A reflection from Rodney Eivers
I had the happy experience this weekend (early February) of getting to know more intimately that busy and highly built-up part of Brisbane city where Alice and Edward Street intersect. This is at the point where they meet the Brisbane River and the City Botanic Gardens. My wife and I had been given an “away weekend” by our families. We were settled 17 floors up at the Stamford Plaza Hotel – about 2 to 3 hundred metres from where Brisbane’s tallest building at 90 stories and 274 metres (the current height limit because of air traffic considerations), now under construction, reaches up into the clouds.
We had a glorious view, including that of the thunder and lightning show of a violent storm on the Sunday night. What interested me, though, was what was going on down on the ground. We descended to the Lobby on the Sunday morning and went for a stroll in the direction of the Museum of Brisbane at City Hall, something I would recommend to any visitors to the City.
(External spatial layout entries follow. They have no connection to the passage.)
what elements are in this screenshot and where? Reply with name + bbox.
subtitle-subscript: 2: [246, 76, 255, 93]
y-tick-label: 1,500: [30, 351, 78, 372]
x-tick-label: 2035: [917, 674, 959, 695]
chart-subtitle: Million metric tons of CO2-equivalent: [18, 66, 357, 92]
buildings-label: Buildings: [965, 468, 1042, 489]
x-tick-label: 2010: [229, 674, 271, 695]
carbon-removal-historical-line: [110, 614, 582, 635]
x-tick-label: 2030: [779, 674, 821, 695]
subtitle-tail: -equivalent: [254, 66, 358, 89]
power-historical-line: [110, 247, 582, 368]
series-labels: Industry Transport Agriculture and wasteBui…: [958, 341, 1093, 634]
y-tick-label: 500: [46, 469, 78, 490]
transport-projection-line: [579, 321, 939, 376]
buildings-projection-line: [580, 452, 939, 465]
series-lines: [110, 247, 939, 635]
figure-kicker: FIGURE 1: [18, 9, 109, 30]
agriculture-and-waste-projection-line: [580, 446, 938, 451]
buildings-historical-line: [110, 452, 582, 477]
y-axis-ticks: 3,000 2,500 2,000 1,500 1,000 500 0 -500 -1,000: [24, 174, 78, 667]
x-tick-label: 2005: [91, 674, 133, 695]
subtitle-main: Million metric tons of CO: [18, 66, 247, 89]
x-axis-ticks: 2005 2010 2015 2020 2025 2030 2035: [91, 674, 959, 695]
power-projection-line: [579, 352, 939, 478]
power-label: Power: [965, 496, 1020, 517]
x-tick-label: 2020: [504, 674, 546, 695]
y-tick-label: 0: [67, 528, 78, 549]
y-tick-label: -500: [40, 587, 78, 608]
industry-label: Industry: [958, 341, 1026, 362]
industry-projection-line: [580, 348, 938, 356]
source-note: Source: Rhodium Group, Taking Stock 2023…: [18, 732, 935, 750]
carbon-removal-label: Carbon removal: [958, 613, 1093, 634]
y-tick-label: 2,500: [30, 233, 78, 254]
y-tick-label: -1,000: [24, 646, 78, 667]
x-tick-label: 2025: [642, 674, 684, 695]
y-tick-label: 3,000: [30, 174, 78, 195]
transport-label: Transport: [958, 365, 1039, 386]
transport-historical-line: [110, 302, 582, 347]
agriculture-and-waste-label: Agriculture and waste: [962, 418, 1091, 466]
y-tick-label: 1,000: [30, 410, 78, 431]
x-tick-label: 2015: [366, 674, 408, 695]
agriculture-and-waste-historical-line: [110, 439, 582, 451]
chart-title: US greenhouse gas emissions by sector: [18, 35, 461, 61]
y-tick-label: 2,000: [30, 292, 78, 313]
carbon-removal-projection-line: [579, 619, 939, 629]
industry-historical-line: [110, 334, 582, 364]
The traffic was busy. The streets, fortunately in the Australia fashion shaded with awnings, provided relief from the mid-30s temperature and were crowded with people. It seemed to be as busy, or busier, than on an ordinary week day. Some of the major stores were closed for the weekend but the opportunities for “retail therapy” were now enhanced by the setting up of street markets.
My 100-year-old father-in-law is fond of recalling that in his younger generation “you could fire a rifle at random down Queen Street, Brisbane’s main street, and not hit a soul”.
So I reflected. “A generation or two ago a very high proportion of these people now so busy shopping, scurrying along the pavements and chatting at coffee shops would have been attending church services. There is now no break in the week when people pause to give thought to the bigger questions of life, away from shopping, burying their faces in their “screens, and worshipping sporting heroes and “celebrities”.*
I continued with my musing. “Is this good or bad? No point regretting it. That’s the way life is. Religion has lost its appeal for the public. Perhaps a lot of the commitment to a life of Christian faith and practice. was just a lot of show and we are better off without much of it anyway.”
So we idled our way up the gently sloping streets of the metropolis, in due course reaching our destination of the Museum of Brisbane in the City Hall – my first time there. Hard to believe, perhaps, but we dawdled around and ended up spending four hours studying the exhibits! As we were winding up our visit we came to a presentation called DNA. This was a display, demonstrating amazing electronic technical wizardry and reporting on a survey of a group of 100 people selected on a what seemed to be a sound statistical sample from the city neighbourhood.
There were a number of questions. They included such things as: What do you like about Brisbane City? What transport do you use to come into the city? Have you experienced domestic violence? What sort of accommodation would you like to see developed? And so on and so on. All worth raising and relevant to people’s lives. Despite its being such a strong element in what makes people tick it looked like religion was not going to get a mention? Or so I thought. Then to my surprise, as the survey neared its end the question was put. Do you go to church? About 20 per cent of the respondents said, “Yes!”
That did not seem like news to me. It was about what I would have expected. But then came the next question. Do you believe in God? The answer astounded us. Between 60 and 70 per cent said they believed in God. To the extent that this large proportion accepted a concept of a theistic God I had no reason to be greatly encouraged by this. It did, however, raise a couple of issues in my mind. I had interpreted the universal devotion to shopping and TV etc. as indicating that people are not being very thoughtful nor interested in wider questions and deeper personal exploration of themselves (spirituality, if you like). From the response to this survey, however it looks as if a large majority of people do look for explanations of life’s mysteries beyond their day to day lives. It was not all just shopping and TV.
The other thought was that if 65 per cent of people believe in God but only 20 per cent participate in religious activity then maybe the churches need to give some attention to this disconnect in meeting the spiritual needs of a 21st century populace.
So with a little more understanding and perhaps a little more wisdom it was back to base at the hotel. There I concluded my reading of Michael Morwood’s , “God is Near”. I see that this title has been listed in a recent posting on the UC Forum website. But I may tell you about that later.
*PS. By coincidence, I note from the UC Forum website this week a quotation: “Sheridan reminds his readers that there is more to living than the pursuit of pleasure. After all having a good time never lasts for long”.